Who the hell told the Highmans about that? The Pughs? “I’m afraid not, Mrs. Highman,” he said gently. “That’s what we call sequestered evidence. If it became general knowledge, it would muddy the waters.”
She sighed. “Yes, I see.” Then she brightened. “Well, I do have some information that might help,” she said.
“What?” he asked warily, not sure how far she was prepared to go to ease the weight off Dean Highman’s shoulders.

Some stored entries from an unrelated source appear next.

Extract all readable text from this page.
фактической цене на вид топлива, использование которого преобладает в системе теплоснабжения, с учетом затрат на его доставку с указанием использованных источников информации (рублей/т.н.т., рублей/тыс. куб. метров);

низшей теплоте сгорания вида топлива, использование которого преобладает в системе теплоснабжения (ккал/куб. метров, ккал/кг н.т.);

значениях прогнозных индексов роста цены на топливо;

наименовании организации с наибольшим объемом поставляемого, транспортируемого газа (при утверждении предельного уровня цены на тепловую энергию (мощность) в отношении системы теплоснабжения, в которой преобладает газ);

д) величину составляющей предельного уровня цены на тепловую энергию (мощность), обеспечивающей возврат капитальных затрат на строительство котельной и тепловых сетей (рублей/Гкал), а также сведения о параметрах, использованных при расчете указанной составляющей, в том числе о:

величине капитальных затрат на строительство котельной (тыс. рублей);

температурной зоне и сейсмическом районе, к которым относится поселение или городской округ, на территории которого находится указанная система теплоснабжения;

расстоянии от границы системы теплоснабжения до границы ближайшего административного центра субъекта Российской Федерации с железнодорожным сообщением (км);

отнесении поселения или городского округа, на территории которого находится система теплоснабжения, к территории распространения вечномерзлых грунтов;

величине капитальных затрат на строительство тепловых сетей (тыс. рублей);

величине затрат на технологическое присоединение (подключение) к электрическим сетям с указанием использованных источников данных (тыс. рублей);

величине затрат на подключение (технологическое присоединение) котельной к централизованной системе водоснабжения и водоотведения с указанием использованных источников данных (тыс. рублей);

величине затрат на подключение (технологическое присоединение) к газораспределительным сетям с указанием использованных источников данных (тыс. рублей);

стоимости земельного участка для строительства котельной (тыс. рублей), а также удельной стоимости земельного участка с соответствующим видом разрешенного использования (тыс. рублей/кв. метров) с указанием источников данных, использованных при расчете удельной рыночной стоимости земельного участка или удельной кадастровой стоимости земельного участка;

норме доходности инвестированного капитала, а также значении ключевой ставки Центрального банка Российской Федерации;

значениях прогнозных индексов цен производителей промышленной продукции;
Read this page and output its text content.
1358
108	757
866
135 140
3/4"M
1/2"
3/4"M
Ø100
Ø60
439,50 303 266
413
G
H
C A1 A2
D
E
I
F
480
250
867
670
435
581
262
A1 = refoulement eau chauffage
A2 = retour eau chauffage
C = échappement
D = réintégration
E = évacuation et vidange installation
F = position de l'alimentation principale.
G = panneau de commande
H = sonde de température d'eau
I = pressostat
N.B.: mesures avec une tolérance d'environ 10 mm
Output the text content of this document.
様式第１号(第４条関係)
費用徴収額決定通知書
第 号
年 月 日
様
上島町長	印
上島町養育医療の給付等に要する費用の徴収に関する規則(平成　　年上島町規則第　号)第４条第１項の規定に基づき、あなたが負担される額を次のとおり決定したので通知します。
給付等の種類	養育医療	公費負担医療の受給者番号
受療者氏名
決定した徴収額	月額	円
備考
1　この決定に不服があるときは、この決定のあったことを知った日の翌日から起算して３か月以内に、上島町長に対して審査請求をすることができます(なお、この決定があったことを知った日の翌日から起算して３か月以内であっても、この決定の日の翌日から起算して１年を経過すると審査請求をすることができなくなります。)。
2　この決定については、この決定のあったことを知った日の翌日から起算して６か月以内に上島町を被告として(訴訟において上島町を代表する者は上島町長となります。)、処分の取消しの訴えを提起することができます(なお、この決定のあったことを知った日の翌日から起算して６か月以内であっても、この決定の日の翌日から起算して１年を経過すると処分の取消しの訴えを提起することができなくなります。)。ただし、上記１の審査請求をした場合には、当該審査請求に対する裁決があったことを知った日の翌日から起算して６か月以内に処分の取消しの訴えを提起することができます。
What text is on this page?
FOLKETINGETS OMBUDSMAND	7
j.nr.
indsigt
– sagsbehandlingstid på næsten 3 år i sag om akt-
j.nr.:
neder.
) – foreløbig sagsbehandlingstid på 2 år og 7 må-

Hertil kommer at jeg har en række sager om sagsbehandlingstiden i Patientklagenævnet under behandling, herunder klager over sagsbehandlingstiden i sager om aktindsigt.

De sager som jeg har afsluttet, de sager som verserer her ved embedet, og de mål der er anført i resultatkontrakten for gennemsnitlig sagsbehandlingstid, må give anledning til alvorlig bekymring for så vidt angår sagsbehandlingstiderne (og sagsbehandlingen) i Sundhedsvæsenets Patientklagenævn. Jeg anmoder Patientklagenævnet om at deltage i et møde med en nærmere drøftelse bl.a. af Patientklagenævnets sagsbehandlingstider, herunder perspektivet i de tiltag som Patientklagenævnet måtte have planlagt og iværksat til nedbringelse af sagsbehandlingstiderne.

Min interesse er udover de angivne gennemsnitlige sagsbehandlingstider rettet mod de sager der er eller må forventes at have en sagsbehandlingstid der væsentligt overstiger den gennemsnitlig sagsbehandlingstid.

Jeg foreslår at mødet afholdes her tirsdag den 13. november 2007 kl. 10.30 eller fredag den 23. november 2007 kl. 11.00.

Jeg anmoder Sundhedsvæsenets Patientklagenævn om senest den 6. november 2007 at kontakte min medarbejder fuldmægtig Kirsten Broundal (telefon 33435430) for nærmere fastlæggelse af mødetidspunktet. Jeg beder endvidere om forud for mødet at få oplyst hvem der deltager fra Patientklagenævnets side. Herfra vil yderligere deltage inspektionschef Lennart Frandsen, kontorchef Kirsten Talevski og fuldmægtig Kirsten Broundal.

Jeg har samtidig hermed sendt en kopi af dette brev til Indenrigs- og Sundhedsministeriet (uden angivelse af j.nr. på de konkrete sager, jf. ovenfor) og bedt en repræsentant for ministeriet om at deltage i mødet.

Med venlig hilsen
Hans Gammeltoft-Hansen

“I was in that afternoon. Usually I’m not—I have a life class in drawing at the Taft Institute. But our instructor got sick, and it was canceled. I came down late for lunch, about a quarter after one. The foyer was deserted, but there was a fellow in a brown uniform going up the sophomore stairs. I only remembered him tonight after I got here because of that woman over there in the brown tabard with the glittery tapestry tunic underneath it—see? See her? It’s that huge pancake of a brown hat! The fellow was carrying something on his head, brown and circular—the brown cloth made me think of the cover on an instrument. It was bigger than the hat by far, but the hat jogged my memory. Isn’t she a fright? Why’s she wearing a hat to a formal affair? The fellow in brown had a tool belt and pouch like a carpenter, which is why I never thought to notice him.”